A little of this, a little of that

I blend all of my strategies. I garden a little, mostly herbs because, well, I'm not the best at growing things. There are some things I absolutely insist on buying organic like eggs, some things like milk I aim for no hormones, other things I price compare and decide if the organic is worth the difference. If it is about 10% more, sure, of course. If it is two or three times more expensive, I wont do it.
I put a lot of my time into WHERE I shop. There is a farmers market that is not really local or from farmers, but distributors. There is a yuppie farmers market that is local but is also twice the price or more and a see-and-be-seen crowd that annoys me because healthy local food should be available to everyone, not just the gentrification set. We have a mega-hippie-food-store (Whole Foods, a.k.a Whole Paycheck, a.k.a the aFOODment park) that is more expensive than anything in town and is the third iteration of big companies swallowing a more local supplier. We have a couple of little health food stores that are expensive. And then we have the usual chains of grocery stores, which is where I end up shopping because if I buy there and reward them for carrying organic and healthy food, then they are more likely to continue supplying it in all neighborhoods and at more affordable prices than the specialty and green-gimmick stores.

I live well below the poverty line, so I have to weigh all my options, and it is hard to satisfy all my ideals and get what I need at prices I can afford at the same time. If I had the time to grow my own, that would be awesome, but that takes other resources I just dont quite have, and I will have to move in the middle of the growing season, so putting in a big garden isnt going to be worth it this year.

Some ideas

I try to do a few different things. It is hard to find food to eat inexpensively that hasn't been overgrown with pesticides, hormones or other chemicals that we can't even pronounce. I think it's extremely gratifying to plant and maintain your own garden if possible. I live in suburbia and even though I have a relatively small backyard, my husband and I did our best to dig up part of our yard to plant vegetables last year. There's a fantastic feeling that you get from start to finish- from working the soil by hand, planting the vegetables and then eventually harvesting. It reminds you how vegetables are actually supposed to taste. After a long winter, planting the garden is one of the things I'm looking forward to the most. Container gardening may be an idea for people who don't have access to a patch of soil. Tomatoes do well that way at least.

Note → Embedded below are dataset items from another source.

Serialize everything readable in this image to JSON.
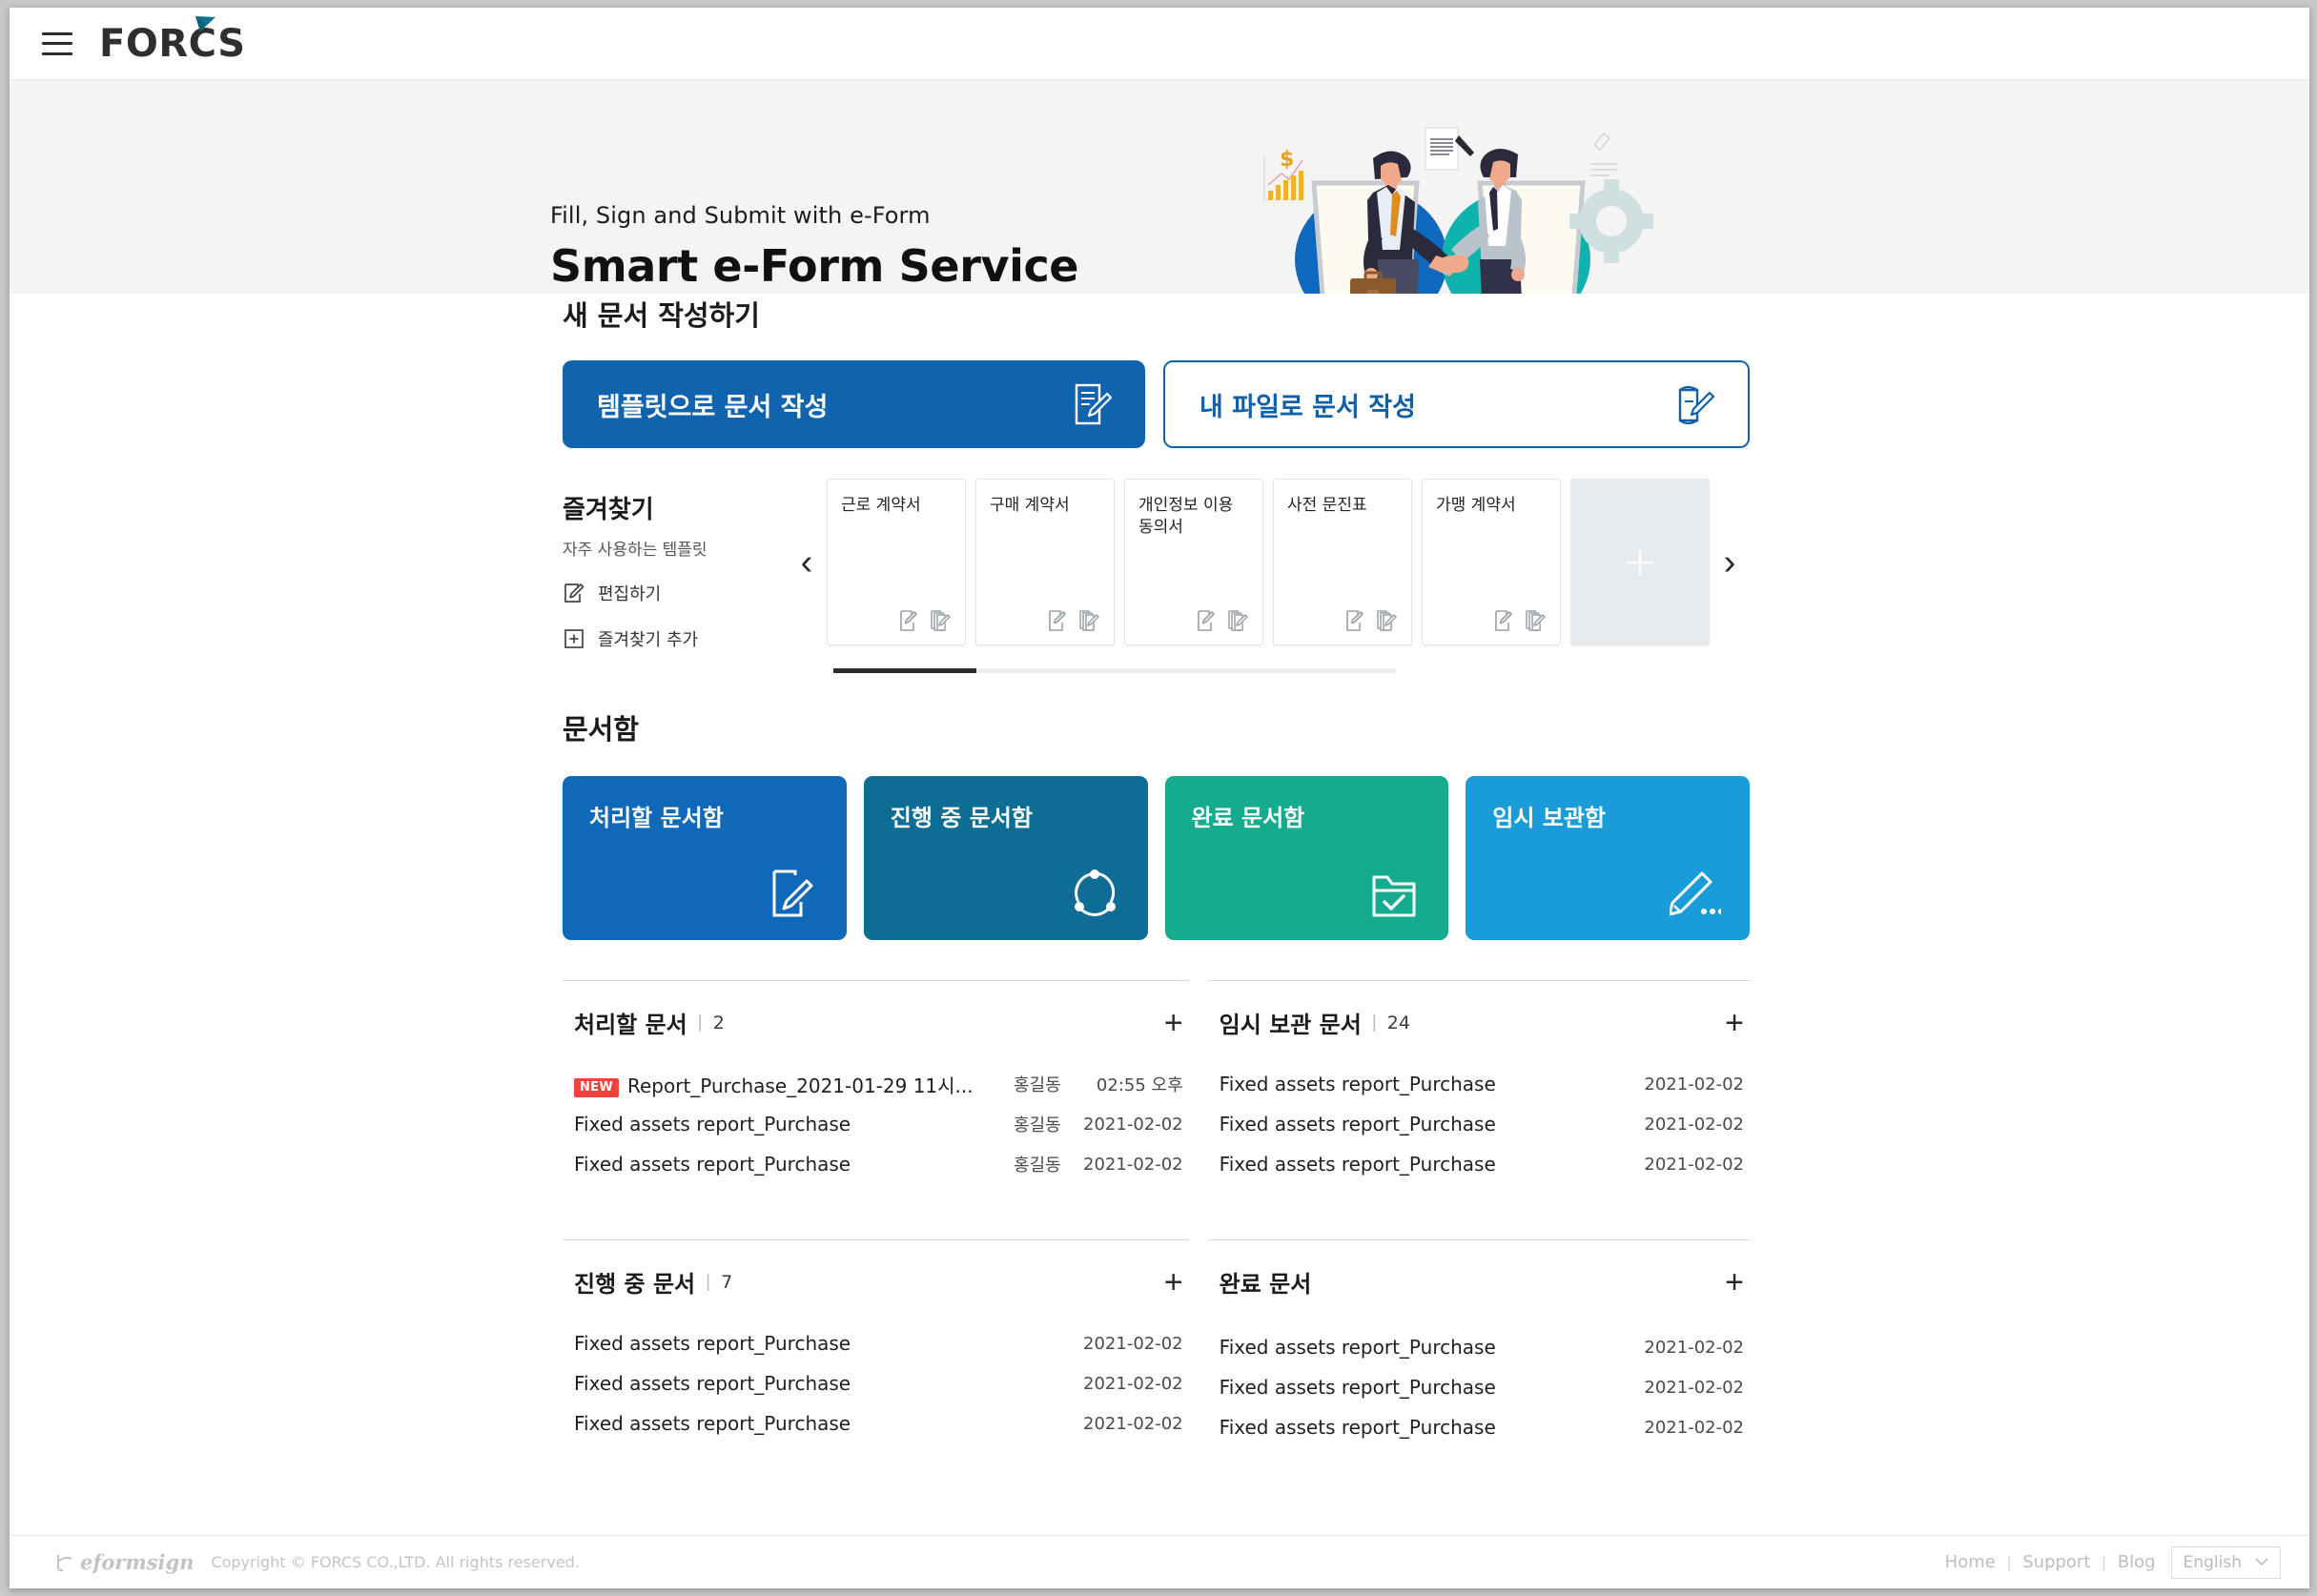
{
  "header": {
    "menu_icon": "hamburger-menu-icon",
    "brand": "FORCS"
  },
  "hero": {
    "subtitle": "Fill, Sign and Submit with e-Form",
    "title": "Smart e-Form Service",
    "illustration": "handshake-esign-illustration"
  },
  "create_section": {
    "title": "새 문서 작성하기",
    "buttons": [
      {
        "label": "템플릿으로 문서 작성",
        "icon": "document-edit-icon"
      },
      {
        "label": "내 파일로 문서 작성",
        "icon": "file-upload-edit-icon"
      }
    ]
  },
  "favorites": {
    "title": "즐겨찾기",
    "subtitle": "자주 사용하는 템플릿",
    "actions": [
      {
        "label": "편집하기",
        "icon": "edit-icon"
      },
      {
        "label": "즐겨찾기 추가",
        "icon": "plus-box-icon"
      }
    ],
    "prev_icon": "chevron-left-icon",
    "next_icon": "chevron-right-icon",
    "add_card_icon": "plus-icon",
    "cards": [
      {
        "name": "근로 계약서"
      },
      {
        "name": "구매 계약서"
      },
      {
        "name": "개인정보 이용 동의서"
      },
      {
        "name": "사전 문진표"
      },
      {
        "name": "가맹 계약서"
      }
    ]
  },
  "doc_boxes": {
    "title": "문서함",
    "items": [
      {
        "label": "처리할 문서함",
        "color": "#1069b8",
        "icon": "document-pen-icon"
      },
      {
        "label": "진행 중 문서함",
        "color": "#0d6d94",
        "icon": "progress-circle-icon"
      },
      {
        "label": "완료 문서함",
        "color": "#15ab8e",
        "icon": "folder-check-icon"
      },
      {
        "label": "임시 보관함",
        "color": "#1a9cd8",
        "icon": "pencil-dots-icon"
      }
    ]
  },
  "lists": {
    "plus_icon": "plus-icon",
    "panels": [
      {
        "title": "처리할 문서",
        "count": "2",
        "has_count": true,
        "rows": [
          {
            "badge": "NEW",
            "name": "Report_Purchase_2021-01-29 11시...",
            "who": "홍길동",
            "date": "02:55 오후"
          },
          {
            "badge": "",
            "name": "Fixed assets report_Purchase",
            "who": "홍길동",
            "date": "2021-02-02"
          },
          {
            "badge": "",
            "name": "Fixed assets report_Purchase",
            "who": "홍길동",
            "date": "2021-02-02"
          }
        ]
      },
      {
        "title": "임시 보관 문서",
        "count": "24",
        "has_count": true,
        "rows": [
          {
            "badge": "",
            "name": "Fixed assets report_Purchase",
            "who": "",
            "date": "2021-02-02"
          },
          {
            "badge": "",
            "name": "Fixed assets report_Purchase",
            "who": "",
            "date": "2021-02-02"
          },
          {
            "badge": "",
            "name": "Fixed assets report_Purchase",
            "who": "",
            "date": "2021-02-02"
          }
        ]
      },
      {
        "title": "진행 중 문서",
        "count": "7",
        "has_count": true,
        "rows": [
          {
            "badge": "",
            "name": "Fixed assets report_Purchase",
            "who": "",
            "date": "2021-02-02"
          },
          {
            "badge": "",
            "name": "Fixed assets report_Purchase",
            "who": "",
            "date": "2021-02-02"
          },
          {
            "badge": "",
            "name": "Fixed assets report_Purchase",
            "who": "",
            "date": "2021-02-02"
          }
        ]
      },
      {
        "title": "완료 문서",
        "count": "",
        "has_count": false,
        "rows": [
          {
            "badge": "",
            "name": "Fixed assets report_Purchase",
            "who": "",
            "date": "2021-02-02"
          },
          {
            "badge": "",
            "name": "Fixed assets report_Purchase",
            "who": "",
            "date": "2021-02-02"
          },
          {
            "badge": "",
            "name": "Fixed assets report_Purchase",
            "who": "",
            "date": "2021-02-02"
          }
        ]
      }
    ]
  },
  "footer": {
    "logo_text": "eformsign",
    "copyright": "Copyright © FORCS CO.,LTD. All rights reserved.",
    "links": [
      "Home",
      "Support",
      "Blog"
    ],
    "divider": "|",
    "language": "English",
    "language_caret": "chevron-down-icon"
  },
  "colors": {
    "primary": "#1064ad",
    "badge_new": "#f0433d",
    "hero_bg": "#f4f4f4"
  }
}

I'm disappointed that the idea of community gardens have not spread through many communities. Not only would they provide affordable (and organic) vegetables to community members, but also allow people to participate in the awesome experience of growing your own food. Local farmer's markets are also very helpful. We have several in the area and most of the vegetables are a great price. Some of our local grocery stores have even starting selling organic produce.

Another thought is to participate in Community Supported Agriculture- where you pay a certain amount to a local farmer that participates and he/she provides you with vegetables that are in season at that time. These can be expensive, but if you can share the cost with a few other people, it might be a good option. You can find reviews of good CSA's at

I love good food

I'm one of those straight-up omnivores and my not-well-thought-out strategy is to try to make it local/seasonal, then organic, and then hope it's on sale or try to balance it out between the three. Plus I try to supplement whatever I get with a pretty basic vegetable garden - peas, beans, tomatoes, peppers, carrots, onions. I'm not a good gardener but the garden gets better each year. I recently moved to an area where unfortunately all of my local shops are megagrocers (and I just finished reading Tescopoly, which I recommend) but there's a really fantastic biweekly farmer's market which includes meats and other food goods. I'm trying to base my shopping around what I can get there.

I hate the conception that those who care about what they put in their bodies are the ones who have the luxury to do so, or those who are yuppified/gentrified, etc. The yuppification thing is something that I think is hoisted upon people who try to think this way, regardless, though stepping into Whole Foods does makes me feel poor and not good enough to be there. Food to me is a personal decision and to a lesser degree, a socio-political one. I'm a full time graduate student so money is of course an issue, and for years before that I worked for beans (no pun intended) for a nonprofit, but I tried to make certain that what I was putting in my body was good for me and good for the planet. I've been lucky enough to live around places that support thriving farmer's markets and I've found with strategic shopping my bills aren't higher for trying my best to go local and/or organic. I do have to prioritise - I definitely won't skimp on purchasing meats and fish, whereas breads and grains come in a lower priority bracket in the local/organic scheme in my head. I don't necessarily think my way is the best way or the only way - by far - I just try to do my best about keeping educated about what I put in my body and how it got to my table.

What's with the LV ads in the comments? Spambots?